Loslassen
The most exquisite paradox — as soon as you give it all up, you can have it all. As long as you want power, you can’t have it. The minute you don’t want power, you’ll have more than you ever dreamed possible.
Ram Dass
Immer wieder entdecke ich bei mir den Gedanken, wenn ich etwas nur schön GfK formuliere, dann wird meine dahinter liegende Bitte auch erfüllt. Marshall erzählt auf einer seiner CD’s von einer Mutter, die bei ihm einen Kurs besuchte und am zweiten Tag mit den Worten wieder kam: „Marshall, es funktioniert nicht!“ Er fragte nach, was sie meinte, und sie erzählte, sie sei abends nach Hause gekommen und habe ihren Sohn angesprochen, etwas Bestimmtes zu erledigen. Wenn ich sehe… fühle ich mich… weil mir … wichtig ist. Wärest du bereit, … zu tun?

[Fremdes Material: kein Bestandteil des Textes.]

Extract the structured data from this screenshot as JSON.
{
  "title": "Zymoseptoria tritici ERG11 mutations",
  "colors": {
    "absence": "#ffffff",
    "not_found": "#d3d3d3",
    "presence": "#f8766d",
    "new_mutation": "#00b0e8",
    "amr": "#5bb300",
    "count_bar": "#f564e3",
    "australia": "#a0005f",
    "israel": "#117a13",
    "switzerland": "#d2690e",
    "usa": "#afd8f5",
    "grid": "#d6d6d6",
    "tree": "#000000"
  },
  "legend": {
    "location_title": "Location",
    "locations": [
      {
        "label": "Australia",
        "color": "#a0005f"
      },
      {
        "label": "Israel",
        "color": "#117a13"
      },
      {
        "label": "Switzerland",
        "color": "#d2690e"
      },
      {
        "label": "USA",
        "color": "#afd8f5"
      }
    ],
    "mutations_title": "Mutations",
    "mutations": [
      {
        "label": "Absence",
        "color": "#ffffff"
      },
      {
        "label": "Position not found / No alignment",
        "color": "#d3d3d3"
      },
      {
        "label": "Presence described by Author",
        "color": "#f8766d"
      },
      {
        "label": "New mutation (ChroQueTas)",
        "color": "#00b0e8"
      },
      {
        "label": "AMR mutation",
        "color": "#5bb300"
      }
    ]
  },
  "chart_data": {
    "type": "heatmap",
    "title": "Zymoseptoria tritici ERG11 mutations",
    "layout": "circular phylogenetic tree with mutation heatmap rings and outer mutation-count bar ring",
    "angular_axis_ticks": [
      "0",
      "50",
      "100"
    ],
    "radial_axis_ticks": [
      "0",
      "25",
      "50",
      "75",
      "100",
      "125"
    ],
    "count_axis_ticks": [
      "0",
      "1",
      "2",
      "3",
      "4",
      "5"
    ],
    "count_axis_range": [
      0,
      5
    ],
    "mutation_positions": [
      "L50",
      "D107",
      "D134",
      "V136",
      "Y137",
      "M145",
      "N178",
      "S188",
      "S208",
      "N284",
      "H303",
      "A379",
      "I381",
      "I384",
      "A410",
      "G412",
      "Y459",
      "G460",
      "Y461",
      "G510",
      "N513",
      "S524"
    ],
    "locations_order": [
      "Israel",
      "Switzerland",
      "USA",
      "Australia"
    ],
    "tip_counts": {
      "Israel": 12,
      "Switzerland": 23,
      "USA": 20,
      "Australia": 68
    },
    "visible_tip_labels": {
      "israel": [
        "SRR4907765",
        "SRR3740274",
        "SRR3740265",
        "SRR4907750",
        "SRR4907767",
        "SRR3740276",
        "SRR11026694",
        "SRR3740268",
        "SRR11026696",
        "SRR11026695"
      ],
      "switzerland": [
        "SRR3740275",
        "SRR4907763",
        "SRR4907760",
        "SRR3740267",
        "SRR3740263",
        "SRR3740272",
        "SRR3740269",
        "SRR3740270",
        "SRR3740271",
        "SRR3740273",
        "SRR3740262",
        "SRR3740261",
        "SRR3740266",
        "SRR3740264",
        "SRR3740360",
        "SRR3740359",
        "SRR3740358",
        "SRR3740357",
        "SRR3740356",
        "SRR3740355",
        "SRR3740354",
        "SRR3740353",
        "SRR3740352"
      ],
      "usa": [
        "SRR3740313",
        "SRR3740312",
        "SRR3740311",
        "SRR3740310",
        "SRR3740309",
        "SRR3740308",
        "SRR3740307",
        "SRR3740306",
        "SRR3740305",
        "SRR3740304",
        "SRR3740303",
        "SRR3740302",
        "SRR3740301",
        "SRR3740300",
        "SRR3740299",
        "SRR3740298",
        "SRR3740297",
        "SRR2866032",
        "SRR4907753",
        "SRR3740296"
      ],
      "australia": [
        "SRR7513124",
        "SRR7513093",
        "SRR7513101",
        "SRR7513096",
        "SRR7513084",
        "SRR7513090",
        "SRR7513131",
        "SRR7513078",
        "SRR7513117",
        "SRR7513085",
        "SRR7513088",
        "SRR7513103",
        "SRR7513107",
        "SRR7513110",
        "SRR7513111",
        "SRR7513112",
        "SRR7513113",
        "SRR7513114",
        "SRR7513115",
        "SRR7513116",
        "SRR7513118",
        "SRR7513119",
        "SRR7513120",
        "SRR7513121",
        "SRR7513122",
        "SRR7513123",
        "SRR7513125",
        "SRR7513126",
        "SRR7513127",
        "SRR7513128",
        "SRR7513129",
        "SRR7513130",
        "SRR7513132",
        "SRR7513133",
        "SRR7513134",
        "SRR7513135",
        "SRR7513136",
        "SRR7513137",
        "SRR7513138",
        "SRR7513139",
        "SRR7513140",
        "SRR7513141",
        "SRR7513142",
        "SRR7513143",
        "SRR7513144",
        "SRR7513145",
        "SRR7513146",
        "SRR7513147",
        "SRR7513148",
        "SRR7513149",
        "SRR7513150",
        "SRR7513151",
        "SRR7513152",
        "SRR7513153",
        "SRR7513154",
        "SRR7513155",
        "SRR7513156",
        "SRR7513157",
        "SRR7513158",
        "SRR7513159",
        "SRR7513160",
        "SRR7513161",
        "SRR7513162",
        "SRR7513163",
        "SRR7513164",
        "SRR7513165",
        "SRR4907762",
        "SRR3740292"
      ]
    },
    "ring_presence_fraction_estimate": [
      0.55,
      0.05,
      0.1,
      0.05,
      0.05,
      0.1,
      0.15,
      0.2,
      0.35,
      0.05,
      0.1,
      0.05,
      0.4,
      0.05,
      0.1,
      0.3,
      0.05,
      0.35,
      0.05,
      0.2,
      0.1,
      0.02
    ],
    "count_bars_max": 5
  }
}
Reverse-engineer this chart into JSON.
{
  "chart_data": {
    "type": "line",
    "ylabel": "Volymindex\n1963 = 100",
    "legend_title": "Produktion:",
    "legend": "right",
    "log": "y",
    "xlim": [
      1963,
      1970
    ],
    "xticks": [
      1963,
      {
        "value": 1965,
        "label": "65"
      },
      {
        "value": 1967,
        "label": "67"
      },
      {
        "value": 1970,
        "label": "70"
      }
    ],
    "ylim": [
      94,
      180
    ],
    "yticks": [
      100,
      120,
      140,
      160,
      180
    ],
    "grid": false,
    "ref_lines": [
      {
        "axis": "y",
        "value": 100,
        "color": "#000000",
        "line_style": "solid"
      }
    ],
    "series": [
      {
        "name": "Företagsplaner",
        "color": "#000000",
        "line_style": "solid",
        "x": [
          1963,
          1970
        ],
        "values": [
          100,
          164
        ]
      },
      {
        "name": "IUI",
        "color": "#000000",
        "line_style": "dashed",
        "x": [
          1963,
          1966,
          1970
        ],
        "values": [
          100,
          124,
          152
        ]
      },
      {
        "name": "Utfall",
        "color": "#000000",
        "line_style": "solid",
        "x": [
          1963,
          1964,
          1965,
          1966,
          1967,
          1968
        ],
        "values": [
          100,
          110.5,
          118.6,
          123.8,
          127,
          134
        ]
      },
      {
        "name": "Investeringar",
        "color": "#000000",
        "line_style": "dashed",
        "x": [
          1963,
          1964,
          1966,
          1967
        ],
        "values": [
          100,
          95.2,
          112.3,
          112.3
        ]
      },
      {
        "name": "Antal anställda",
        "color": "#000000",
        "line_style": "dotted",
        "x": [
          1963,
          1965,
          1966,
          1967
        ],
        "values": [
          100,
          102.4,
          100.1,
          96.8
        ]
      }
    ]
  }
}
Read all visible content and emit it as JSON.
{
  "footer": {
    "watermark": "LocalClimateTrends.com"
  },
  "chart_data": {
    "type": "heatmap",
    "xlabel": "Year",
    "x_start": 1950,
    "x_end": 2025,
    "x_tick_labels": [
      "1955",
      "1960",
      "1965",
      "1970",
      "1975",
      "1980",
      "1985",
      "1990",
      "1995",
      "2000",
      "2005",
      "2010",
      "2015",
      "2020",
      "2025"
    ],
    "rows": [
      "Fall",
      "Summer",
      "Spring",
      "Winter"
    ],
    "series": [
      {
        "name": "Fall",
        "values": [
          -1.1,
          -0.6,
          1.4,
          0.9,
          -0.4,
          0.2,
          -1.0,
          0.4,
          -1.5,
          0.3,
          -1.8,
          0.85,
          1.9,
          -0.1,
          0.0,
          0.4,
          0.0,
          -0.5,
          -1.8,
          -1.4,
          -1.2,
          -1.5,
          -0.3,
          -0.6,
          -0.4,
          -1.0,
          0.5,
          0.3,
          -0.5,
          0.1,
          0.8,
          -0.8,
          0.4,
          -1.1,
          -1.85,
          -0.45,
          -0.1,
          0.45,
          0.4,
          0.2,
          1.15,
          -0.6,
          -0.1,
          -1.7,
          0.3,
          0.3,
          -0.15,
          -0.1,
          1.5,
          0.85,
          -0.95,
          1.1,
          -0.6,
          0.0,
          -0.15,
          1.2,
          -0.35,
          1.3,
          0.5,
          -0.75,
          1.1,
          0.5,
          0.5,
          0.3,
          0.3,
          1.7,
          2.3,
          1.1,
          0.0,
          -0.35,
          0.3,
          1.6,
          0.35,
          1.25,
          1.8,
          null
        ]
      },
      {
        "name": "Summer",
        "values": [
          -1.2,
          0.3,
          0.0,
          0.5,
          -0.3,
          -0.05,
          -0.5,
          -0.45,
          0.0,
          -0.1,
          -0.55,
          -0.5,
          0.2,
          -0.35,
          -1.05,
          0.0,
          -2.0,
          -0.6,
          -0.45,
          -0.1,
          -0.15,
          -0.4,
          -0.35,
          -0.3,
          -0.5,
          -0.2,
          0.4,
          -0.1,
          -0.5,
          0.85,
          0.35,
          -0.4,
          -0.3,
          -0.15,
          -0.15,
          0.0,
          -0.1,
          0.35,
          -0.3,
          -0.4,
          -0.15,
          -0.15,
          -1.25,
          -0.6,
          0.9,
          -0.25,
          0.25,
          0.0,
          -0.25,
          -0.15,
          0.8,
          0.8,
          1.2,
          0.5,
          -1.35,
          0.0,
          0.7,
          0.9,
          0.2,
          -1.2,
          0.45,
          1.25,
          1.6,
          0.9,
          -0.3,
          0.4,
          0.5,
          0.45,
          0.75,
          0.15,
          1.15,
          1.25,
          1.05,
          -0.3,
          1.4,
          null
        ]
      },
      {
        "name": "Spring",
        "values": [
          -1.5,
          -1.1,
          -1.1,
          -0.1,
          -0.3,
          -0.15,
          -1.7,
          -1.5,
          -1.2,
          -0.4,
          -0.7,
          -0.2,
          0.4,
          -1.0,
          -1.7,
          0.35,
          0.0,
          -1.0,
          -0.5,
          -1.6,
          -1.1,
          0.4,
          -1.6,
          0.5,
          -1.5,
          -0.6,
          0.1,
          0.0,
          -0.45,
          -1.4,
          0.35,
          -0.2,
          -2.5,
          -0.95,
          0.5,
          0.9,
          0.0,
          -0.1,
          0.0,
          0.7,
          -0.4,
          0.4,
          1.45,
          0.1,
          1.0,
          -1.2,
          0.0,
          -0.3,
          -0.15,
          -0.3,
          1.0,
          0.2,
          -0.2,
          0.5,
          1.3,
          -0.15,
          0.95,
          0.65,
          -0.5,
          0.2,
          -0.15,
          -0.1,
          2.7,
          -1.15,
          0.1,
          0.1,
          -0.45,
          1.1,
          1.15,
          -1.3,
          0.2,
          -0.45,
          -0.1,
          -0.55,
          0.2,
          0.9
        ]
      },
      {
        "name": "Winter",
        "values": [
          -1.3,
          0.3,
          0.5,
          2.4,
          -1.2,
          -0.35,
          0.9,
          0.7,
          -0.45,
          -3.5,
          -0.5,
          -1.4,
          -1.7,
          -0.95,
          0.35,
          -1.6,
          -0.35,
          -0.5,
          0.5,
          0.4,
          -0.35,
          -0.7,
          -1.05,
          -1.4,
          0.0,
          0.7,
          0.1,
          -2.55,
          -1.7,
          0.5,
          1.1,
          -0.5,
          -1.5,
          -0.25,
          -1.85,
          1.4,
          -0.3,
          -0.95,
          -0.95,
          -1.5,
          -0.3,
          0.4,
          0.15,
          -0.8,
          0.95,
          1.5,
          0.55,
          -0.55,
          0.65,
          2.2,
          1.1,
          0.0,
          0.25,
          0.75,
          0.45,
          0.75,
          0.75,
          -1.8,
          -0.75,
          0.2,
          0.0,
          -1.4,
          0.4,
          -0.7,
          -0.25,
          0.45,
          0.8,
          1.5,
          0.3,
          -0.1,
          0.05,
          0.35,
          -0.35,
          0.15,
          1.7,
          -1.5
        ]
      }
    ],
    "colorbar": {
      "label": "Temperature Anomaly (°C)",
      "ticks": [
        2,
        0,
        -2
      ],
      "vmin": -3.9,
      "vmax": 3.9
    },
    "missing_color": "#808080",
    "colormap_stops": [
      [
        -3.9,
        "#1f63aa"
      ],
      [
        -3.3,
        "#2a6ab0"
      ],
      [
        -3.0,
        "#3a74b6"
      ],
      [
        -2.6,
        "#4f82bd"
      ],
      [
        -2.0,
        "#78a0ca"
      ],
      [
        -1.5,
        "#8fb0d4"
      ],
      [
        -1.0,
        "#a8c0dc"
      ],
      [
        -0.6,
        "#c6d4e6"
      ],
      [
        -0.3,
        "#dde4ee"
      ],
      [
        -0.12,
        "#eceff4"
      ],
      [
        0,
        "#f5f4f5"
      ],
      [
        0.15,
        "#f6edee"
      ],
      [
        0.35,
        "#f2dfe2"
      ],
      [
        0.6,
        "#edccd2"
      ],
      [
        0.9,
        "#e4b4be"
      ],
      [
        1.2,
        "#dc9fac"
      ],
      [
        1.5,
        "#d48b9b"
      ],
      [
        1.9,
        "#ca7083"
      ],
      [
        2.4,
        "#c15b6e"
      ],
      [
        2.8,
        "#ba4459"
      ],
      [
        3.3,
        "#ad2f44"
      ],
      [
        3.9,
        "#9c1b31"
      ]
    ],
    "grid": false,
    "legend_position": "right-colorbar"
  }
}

Als der Sohn dazu nicht bereit war, wurde sie wütend und frustriert (und beschimpfte ihn).
GfK ist keine Zauberformel, um von anderen zu bekommen, was wir wollen. Im Gegenteil. Die Haltung, die wir mit der GfK verbinden, schenkt ja gerade uns und unserem Gegenüber die Freiheit, nach den eigenen Bedürfnissen zu handeln. Aber: Eines der stärksten menschlichen Bedürfnisse ist das Bedürfnis beizutragen. Wenn wir die Freiheit des andern genau so hoch schätzen wie unsere eigenen Wünsche, erhöhen wir die Chance, dass wir genau das kriegen, was wir uns wünschen.
Vor 14 Tagen hatte meine Mutter Geburtstag. Wir trafen uns zu einem gemütlichen Abendessen und ich hatte mein IPad mit, um ihnen die Fotos von der Hochzeit ihres Enkels zu zeigen (und weil ich so verliebt in die Flunder bin, dass ich ohne sie sowieso nicht aus dem Haus gehe). Bei der Anreise merkte ich, wie sehr ich mir wünschte, meine hochbetagten Eltern würden sich ein wenig für die digitale Technik öffnen. Es wäre so viel leichter, mit ihnen per Mail Kontakt zu halten. Im Zug gab ich mir Empathie für diese Wünsche nach Leichtigkeit, Verbindung, Beitragen, Autonomie (für meine Eltern, die aus gesundheitlichen Gründen kaum aus dem Haus kommen), Beteiligung, Vertrauen, Begeisterung, Spaß und gesehen und gehört werden.
Dann rief ich mir in Erinnerung, warum ich im Zug saß. Ich wollte mit meiner Mutter ihren Geburtstag feiern, und nicht etwa ihr meinen Willen aufzwingen.
Wir verbrachten einige schöne Stunden miteinander. Mein Vater spielte ein bisschen mit dem IPad, bewunderte die Fotos und staunte über einzelne kleine Programme. Meine Mutter erzählte, dass sie bis vor wenigen Monaten eine eifrige Nutzerin von Videotext war, aber es mit dem neuen Fernseher noch nicht ausprobiert hatte. Ich war überrascht es zu hören und berührt, als sie davon sprach, wie anstrengend manche Dinge zur Zeit für sie seien und wie schwierig, sich auf Neues einzustellen.
Im Zug habe ich mir gratuliert, meine Klappe gehalten zu haben. Ich hatte viel Neues über meine Eltern erfahren, wie es ihnen geht, was sie bewegt. Und ich war dankbar, dass wir eine echte Verbindung gefunden hatten.
Gestern rief mich mein Vater im Büro an. Wir wollen ein IPad! Wie sieht es aus, kannst Du uns eins besorgen?
Heute will ich mich daran erinnern, dass im Loslassen unseres eigenen Willens ein wunderbarer Zauber innewohnen kann. Ich gewinne eine neue Freiheit, indem ich meinem Gegenüber die Freiheit schenke, sich nach seinen Bedürfnissen zu entscheiden.